Schon 2017 kam es deshalb in nordbrasilianischen Haftanstalten zu schweren Unruhen. Häftlinge hackten anderen Insassen die Köpfe ab oder rissen ihnen Herz und Eingeweide heraus, mit dem Blut ihrer Opfer schrieben sie die Namen ihrer Gangs an die Gefängnismauern. Nach drei Wochen waren 150 Menschen gestorben, und die sonst der Gefängnisgewalt gegenüber eher abgestumpfte brasilianische Bevölkerung war aufgerüttelt durch die pure Brutalität der Massaker.

In der Folge wurde ein Sondereinsatzkommando mit speziell geschulten Gefängniswärtern gebildet, und die Polizeipräsenz wurde erhöht, die Gangs wurden getrennt voneinander untergebracht, Häftlinge öfter verlegt.

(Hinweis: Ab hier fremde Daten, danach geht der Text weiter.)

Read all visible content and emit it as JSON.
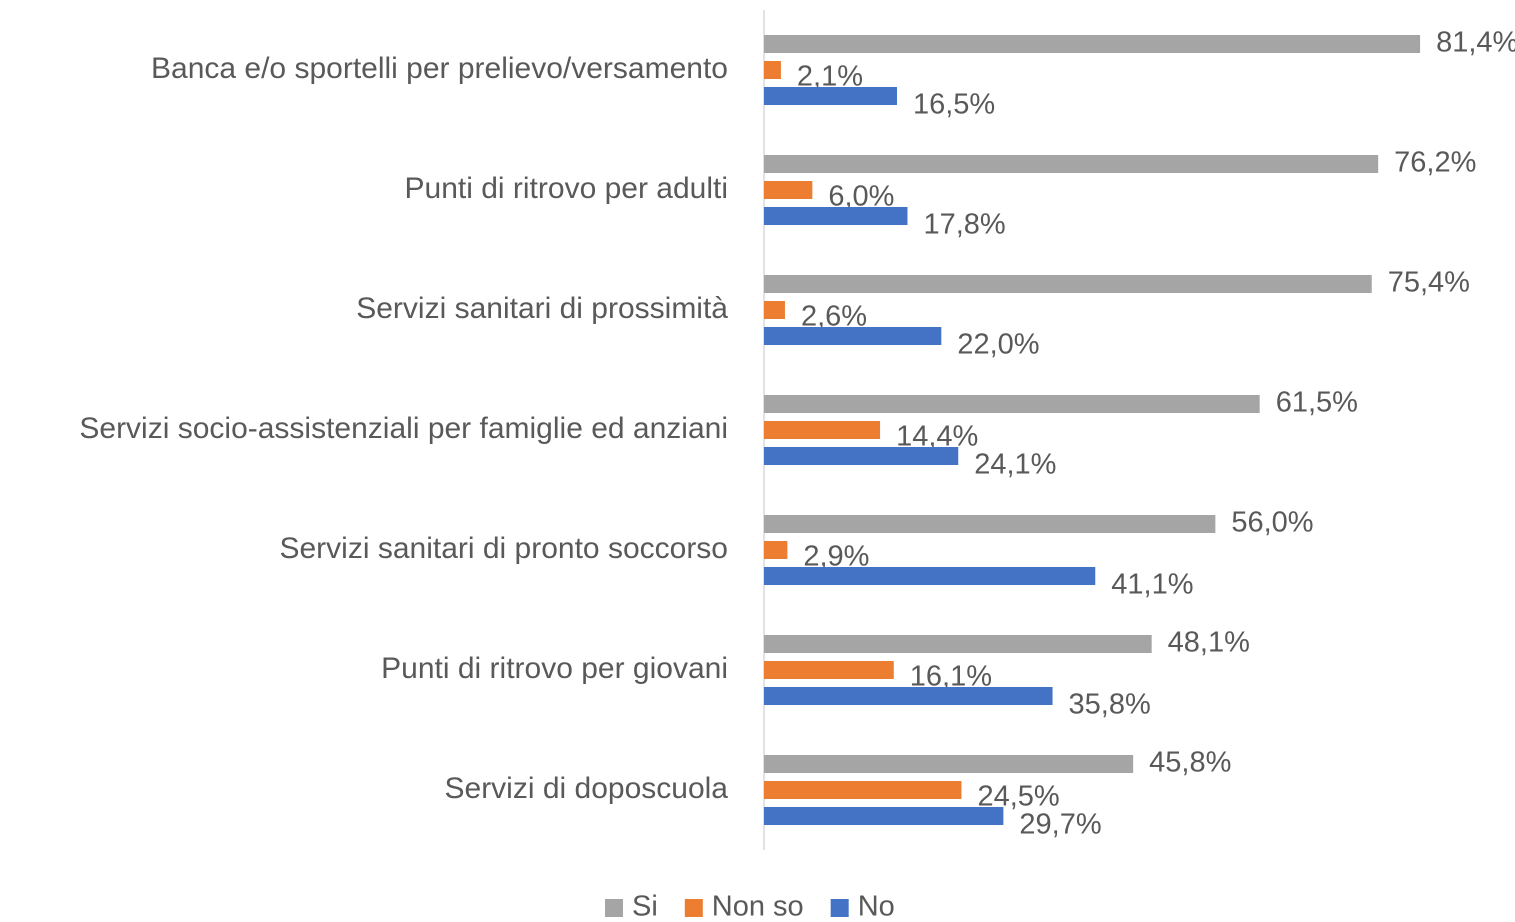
{
  "chart_data": {
    "type": "bar",
    "orientation": "horizontal",
    "categories": [
      "Banca e/o sportelli per prelievo/versamento",
      "Punti di ritrovo per adulti",
      "Servizi sanitari di prossimità",
      "Servizi socio-assistenziali per famiglie ed anziani",
      "Servizi sanitari di pronto soccorso",
      "Punti di ritrovo per giovani",
      "Servizi di doposcuola"
    ],
    "series": [
      {
        "name": "Si",
        "color": "#a5a5a5",
        "values": [
          81.4,
          76.2,
          75.4,
          61.5,
          56.0,
          48.1,
          45.8
        ],
        "value_labels": [
          "81,4%",
          "76,2%",
          "75,4%",
          "61,5%",
          "56,0%",
          "48,1%",
          "45,8%"
        ]
      },
      {
        "name": "Non so",
        "color": "#ed7d31",
        "values": [
          2.1,
          6.0,
          2.6,
          14.4,
          2.9,
          16.1,
          24.5
        ],
        "value_labels": [
          "2,1%",
          "6,0%",
          "2,6%",
          "14,4%",
          "2,9%",
          "16,1%",
          "24,5%"
        ]
      },
      {
        "name": "No",
        "color": "#4472c4",
        "values": [
          16.5,
          17.8,
          22.0,
          24.1,
          41.1,
          35.8,
          29.7
        ],
        "value_labels": [
          "16,5%",
          "17,8%",
          "22,0%",
          "24,1%",
          "41,1%",
          "35,8%",
          "29,7%"
        ]
      }
    ],
    "xlim": [
      0,
      100
    ],
    "legend": "bottom"
  }
}
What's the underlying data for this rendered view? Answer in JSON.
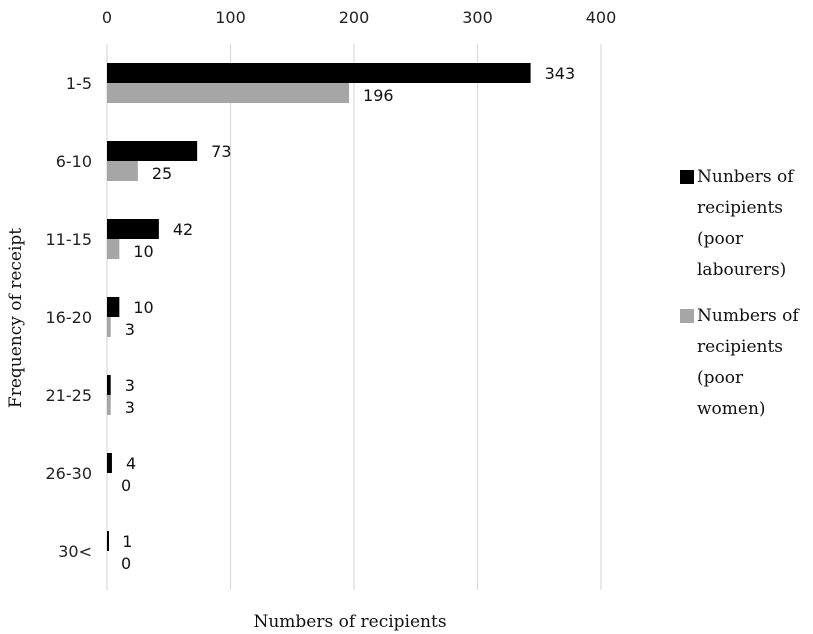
{
  "chart_data": {
    "type": "bar",
    "orientation": "horizontal",
    "categories": [
      "1-5",
      "6-10",
      "11-15",
      "16-20",
      "21-25",
      "26-30",
      "30<"
    ],
    "series": [
      {
        "name": "Nunbers of recipients (poor labourers)",
        "legend_lines": [
          "Nunbers of",
          "recipients",
          "(poor",
          "labourers)"
        ],
        "color": "#000000",
        "values": [
          343,
          73,
          42,
          10,
          3,
          4,
          1
        ]
      },
      {
        "name": "Numbers of recipients (poor women)",
        "legend_lines": [
          "Numbers of",
          "recipients",
          "(poor",
          "women)"
        ],
        "color": "#a6a6a6",
        "values": [
          196,
          25,
          10,
          3,
          3,
          0,
          0
        ]
      }
    ],
    "xlabel": "Numbers of recipients",
    "ylabel": "Frequency of receipt",
    "xlim": [
      0,
      400
    ],
    "xticks": [
      "0",
      "100",
      "200",
      "300",
      "400"
    ],
    "x_axis_position": "top",
    "grid": "vertical",
    "legend_position": "right"
  }
}
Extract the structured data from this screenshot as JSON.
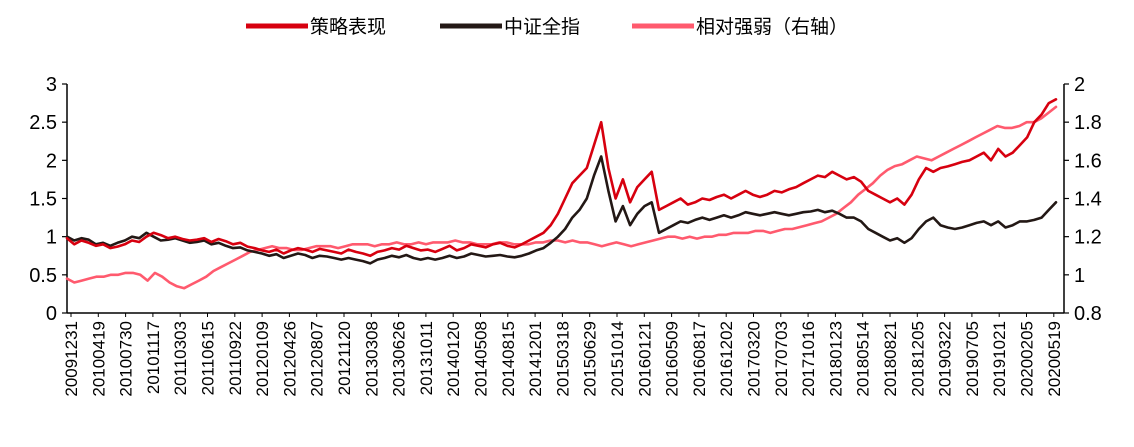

Die Erfolge jedoch blieben aus, die Macht der Banden ist ungebrochen und die Auseinandersetzungen gehen weiter, vor allem im Norden des Landes, wo die besonders lukrativen Schmuggelrouten für Drogen liegen.

Der erneute Gewaltausbruch in den Haftanstalten rund um Manaus ist also alles andere als überraschend, er bringt die Regierung von Brasiliens Präsident Jair Bolsonaro aber dennoch in Erklärungsnot. Bolsonaro war im Januar mit dem Versprechen angetreten, die chaotische Situation in den Gefängnissen unter Kontrolle zu bringen. Dass ihm das bisher nicht gelungen ist, beweisen die Unruhen in Manaus. Gleichzeitig setzt sich der ehemalige Fallschirmjäger aber auch für härtere Strafen ein, das hieße: noch mehr Gefangene. Es ist fraglich, ob der Neubau von Haftanstalten, den Bolsonaro ebenfalls angekündigt hat, mit dem Anstieg der Häftlingszahlen mithalten kann.

In Manaus zumindest scheint die Situation derzeit unter Kontrolle zu sein. Gefährdete Häftlinge seien zu ihrem eigenen Schutz verlegt worden, sagte Vinicius Almeida, der Chef der Gefängnisbehörde des Bundesstaats. Darüber hinaus habe man Besuche für 30 Tage suspendiert und werte nun die Bilder der Sicherheitskameras aus. Die Motive für den Ausbruch der Gewalt seien noch unklar, erklärte Almeida, vermutlich handele es sich aber um einen Streit zwischen Gangmitgliedern.